Pourtant, La Tribune de Genève du 15 janvier affichait
des manchettes titrant «Guérilla urbaine au quartier
des Grottes». Le Matin faisait sa une dans le même
sens. Ces deux journaux relataient l’évacuation plus
que musclée de squatters au 4 rue de la Faucille qui
l’occupaient depuis plusieurs années.

Nous soutenons l’occupation des logements vides: le
droit au logement prime sur le droit des propriétaires.
Les squats ont été et sont une arme importante
contre les projets spéculatifs, la transformation de
logements en bureaux, en même temps qu’un lieu de
développement de modes de vie et d’habitation
alternatifs.
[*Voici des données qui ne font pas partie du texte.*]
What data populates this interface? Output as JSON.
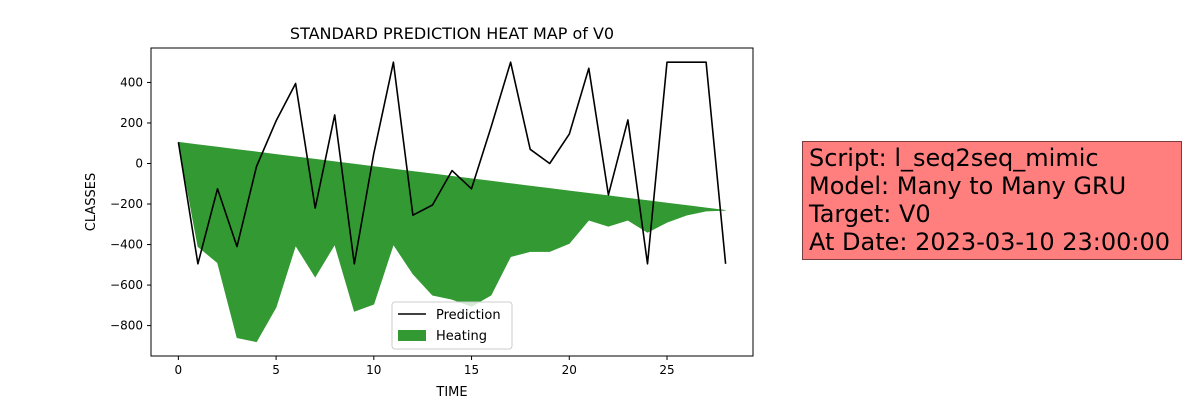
{
  "chart_data": {
    "type": "line",
    "title": "STANDARD PREDICTION HEAT MAP of V0",
    "xlabel": "TIME",
    "ylabel": "CLASSES",
    "xlim": [
      -1.4,
      29.4
    ],
    "ylim": [
      -950,
      570
    ],
    "xticks": [
      0,
      5,
      10,
      15,
      20,
      25
    ],
    "yticks": [
      400,
      200,
      0,
      -200,
      -400,
      -600,
      -800
    ],
    "ytick_labels": [
      "400",
      "200",
      "0",
      "−200",
      "−400",
      "−600",
      "−800"
    ],
    "grid": false,
    "legend_position": "lower-center",
    "series": [
      {
        "name": "Prediction",
        "kind": "line",
        "color": "#000000",
        "x": [
          0,
          1,
          2,
          3,
          4,
          5,
          6,
          7,
          8,
          9,
          10,
          11,
          12,
          13,
          14,
          15,
          16,
          17,
          18,
          19,
          20,
          21,
          22,
          23,
          24,
          25,
          26,
          27,
          28
        ],
        "y": [
          105,
          -495,
          -125,
          -410,
          -15,
          210,
          395,
          -220,
          240,
          -495,
          50,
          500,
          -255,
          -205,
          -35,
          -125,
          180,
          500,
          70,
          0,
          145,
          470,
          -155,
          215,
          -495,
          500,
          500,
          500,
          -495
        ]
      },
      {
        "name": "Heating",
        "kind": "area",
        "color": "#339933",
        "x": [
          0,
          1,
          2,
          3,
          4,
          5,
          6,
          7,
          8,
          9,
          10,
          11,
          12,
          13,
          14,
          15,
          16,
          17,
          18,
          19,
          20,
          21,
          22,
          23,
          24,
          25,
          26,
          27,
          28
        ],
        "upper": [
          105,
          93,
          81,
          69,
          57,
          45,
          33,
          21,
          9,
          -3,
          -15,
          -27,
          -39,
          -51,
          -63,
          -75,
          -87,
          -99,
          -111,
          -123,
          -135,
          -147,
          -159,
          -171,
          -183,
          -195,
          -207,
          -219,
          -231
        ],
        "lower": [
          105,
          -410,
          -490,
          -860,
          -880,
          -710,
          -405,
          -560,
          -400,
          -730,
          -695,
          -400,
          -545,
          -650,
          -670,
          -705,
          -650,
          -460,
          -435,
          -435,
          -395,
          -280,
          -310,
          -280,
          -340,
          -290,
          -255,
          -235,
          -231
        ]
      }
    ]
  },
  "info_box": {
    "script": "Script: l_seq2seq_mimic",
    "model": "Model: Many to Many GRU",
    "target": "Target: V0",
    "date": "At Date: 2023-03-10 23:00:00",
    "background_color": "#ff7f7f"
  }
}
Ils ont été un creuset pour des éléments de
contre-culture s’inscrivant dans une logique qui
conteste la marchandisation à tous crins et
l’individualisme érigé en dogme par les néolibéraux.
Nombre de nos élu-e-s et de nos militant-e-s se sont
retrouvés en maintes occasions pour s’opposer aux
évacuations policières de tel ou tel squatt.

Normalement les immeubles de la Ville ne devraient
pas être squattés durablement, parce qu’ils n’ont pas
à rester vides. En effet, la Ville doit développer un parc
immobilier qui réponde aux nécessités de la population, y compris en matière d’habitats collectifs et
autogérés, adaptés aux besoins réels de très
nombreux jeunes.

Et pourtant le Conseil administratif, en tant que propriétaire,
avec l’aval de Christian Ferrazino, a fait donner
la police pour faire évacuer le squatt du 4 rue de
la Faucille. C’est inacceptable et honteux que des élus
de gauche s’abaissent à utiliser les mêmes méthodes
que les promoteurs qu’ils ont longtemps combattus!
En date du 8 janvier, soit près d’une semaine avant
l’évacuation forcée, nous avions fait savoir par écrit à
Christian Ferrazino – au nom de la coordination de
solidaritéS – que nous ne soutiendrions en aucun cas
l’évacuation forcée des squatters prévue et effectuée
le 14 janvier.

Le collectif des habitant-e-s du 4 rue de la Faucille
avait annoncé par courrier, en date du 21 décembre,
que ceux-ci cherchaient un nouveau logement, qu’ils
désiraient obtenir un report de leur départ au mois de
mai et souhaitaient ne pas être contraints à quitter
leur logement actuel en plein hiver.

Les bases étaient là pour une négociation indispensable.
Elle pouvait se nouer jusqu’au matin du 14, où
Christian Ferrazino aurait dû être là pour discuter avec
les habitant-e-s. A sa place, nos camarades présentse-
s n’ont pu que constater le déploiement d’effectifs
policiers massifs.

Notre révolte est d’autant plus grande, qu’interpellé au
lendemain de cette évacuation, Christian Ferrazino a
fait bloc avec l’ensemble de l’Exécutif de la Ville pour
justifier l’évacuation et l’intervention des forces de
police sous le couvert de la légitimité et de la nécessité
du projet de rénovation.

La question n’est pas là. Ce qui est en jeu c’est de
savoir si on est capable de traiter les problèmes
«autrement» que des générations de politiciens bourgeois
ou sociaux-démocrates, par l’écoute et le dialogue.
Tous les habitant-e-s, y compris les squatters,
doivent être entendus! Y compris ceux qui contestent
à tort ou a raison les projets que l’on défend. C’est sur
la base d’un programme comprenant ces idées là que
nous avons soutenu l’élection de Christian Ferrazino.
Nous n’accepterons pas qu’il s’en écarte, sauf à lui
retirer définitivement notre soutien!